So this weekend a group of us went to the cinema to see Labor Day. [see photo: Kathy (my mom), Sandy, Tracy, Karla, Sheri, me, Michalene, Karin and Sue. Kim joined us after the previews]. Out of all of us, only one of us had not read the book…Sandy. And she was confused, but I will get to that in a bit. We all felt the movie was basically true to the book…basically. There were bizarre changes that we did not understand….using rope to tie Adele up instead of silk scarves, for one. And there were some changes we could understand: for example the character of Frank was depicted a bit more creepy in the beginning of the movie than the book. I am sure this was to appear more realistic to the movie goer. In the same manner, Adele is portrayed differently in the movie than the book. In the book she was indifferent even reckless about Frank’s request to take him home. As we all read the book, we were shocked that a mother would put her 13 year-old son in danger so easily. The translation to screen changed Adele’s manner to be frightened and apprehensive and even protective of her son Henry. However, she just is not a strong-willed person, so she easily allows Frank to take charge and change their lives.
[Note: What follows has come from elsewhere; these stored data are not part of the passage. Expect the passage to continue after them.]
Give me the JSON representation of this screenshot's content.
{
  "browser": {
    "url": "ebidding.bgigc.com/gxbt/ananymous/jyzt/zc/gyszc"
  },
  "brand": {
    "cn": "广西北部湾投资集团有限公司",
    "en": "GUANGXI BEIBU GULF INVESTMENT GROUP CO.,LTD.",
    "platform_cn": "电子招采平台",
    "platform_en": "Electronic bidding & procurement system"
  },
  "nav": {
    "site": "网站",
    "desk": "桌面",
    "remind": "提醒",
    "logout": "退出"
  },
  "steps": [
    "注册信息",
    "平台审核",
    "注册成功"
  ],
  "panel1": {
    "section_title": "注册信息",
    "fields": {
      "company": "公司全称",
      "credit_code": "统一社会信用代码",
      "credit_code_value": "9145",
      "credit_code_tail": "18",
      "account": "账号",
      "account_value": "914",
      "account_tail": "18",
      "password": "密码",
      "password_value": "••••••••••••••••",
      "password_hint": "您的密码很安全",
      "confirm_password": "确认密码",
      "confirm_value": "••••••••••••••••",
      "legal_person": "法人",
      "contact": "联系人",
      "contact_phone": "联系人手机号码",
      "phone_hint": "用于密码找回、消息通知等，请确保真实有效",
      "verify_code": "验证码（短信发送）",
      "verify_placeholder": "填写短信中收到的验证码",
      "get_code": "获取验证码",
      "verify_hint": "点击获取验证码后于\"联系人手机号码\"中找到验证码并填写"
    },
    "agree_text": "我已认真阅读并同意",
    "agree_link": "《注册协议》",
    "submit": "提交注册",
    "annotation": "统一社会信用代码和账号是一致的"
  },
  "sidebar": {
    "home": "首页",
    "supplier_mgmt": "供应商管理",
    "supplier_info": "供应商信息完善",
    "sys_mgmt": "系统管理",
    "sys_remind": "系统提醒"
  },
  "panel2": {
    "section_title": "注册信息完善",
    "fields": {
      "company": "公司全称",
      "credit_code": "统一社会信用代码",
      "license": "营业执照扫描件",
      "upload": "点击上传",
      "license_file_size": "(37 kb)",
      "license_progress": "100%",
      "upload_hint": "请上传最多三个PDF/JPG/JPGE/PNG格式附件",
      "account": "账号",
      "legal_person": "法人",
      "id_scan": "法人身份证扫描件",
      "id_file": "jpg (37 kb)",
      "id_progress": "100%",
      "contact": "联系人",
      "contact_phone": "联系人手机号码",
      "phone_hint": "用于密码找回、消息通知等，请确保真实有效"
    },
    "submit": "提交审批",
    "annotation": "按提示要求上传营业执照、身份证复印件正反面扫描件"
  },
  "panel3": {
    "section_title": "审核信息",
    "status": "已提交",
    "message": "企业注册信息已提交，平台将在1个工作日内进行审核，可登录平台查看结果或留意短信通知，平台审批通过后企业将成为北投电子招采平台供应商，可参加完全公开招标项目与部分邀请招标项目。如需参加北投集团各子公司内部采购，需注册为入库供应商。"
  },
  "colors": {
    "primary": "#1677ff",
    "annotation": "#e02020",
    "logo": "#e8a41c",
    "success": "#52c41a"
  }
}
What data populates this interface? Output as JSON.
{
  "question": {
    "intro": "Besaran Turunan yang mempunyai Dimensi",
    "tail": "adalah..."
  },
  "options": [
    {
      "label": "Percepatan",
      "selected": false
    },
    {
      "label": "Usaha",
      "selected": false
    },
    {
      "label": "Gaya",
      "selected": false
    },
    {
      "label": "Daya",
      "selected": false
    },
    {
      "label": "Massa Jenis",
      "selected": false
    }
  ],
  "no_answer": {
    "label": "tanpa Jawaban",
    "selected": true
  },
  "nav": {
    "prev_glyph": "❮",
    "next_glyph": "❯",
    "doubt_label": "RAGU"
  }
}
We didn’t like why certain information was left out: the abortion and most of Frank’s background story. We appreciated that Adele finally was able to tell her story to Frank, and we were able to understand her sadness a little clearer, but we never fully grasped what Frank’s back story truly is. We see his story in bizarre flashbacks which we, the readers, were able to piece together to make sense. Yet, Sandy (who did not read the book) was left confused and did not feel she could sympathize with Frank…she did not see him in a positive light…just creepy.
We all agreed that we were happy not to see Henry’s first sexual encounter displayed on the screen. Something we did not need to visually witness. We were also pleased that the scenes with Barry did not include Frank bathing him and cutting his nails…yes, it showed his compassion, but again….creepy. We feel they were able to show Frank’s compassionate side in other ways and we applaud that decision.
The ending was something we were not happy with…we were left to question who turned Frank in….Henry’s father or the neighbor? When in reality (the book) it was the angst-ridden teen that Henry meets in town who turned him in for the reward money. Why was this altered?
Though not of us loved the book, we all preferred it over the film….which is usually the case. Sandy is going to read the book now because she felt that there were too many holes in the film for her, and she felt the need to fill them immediately.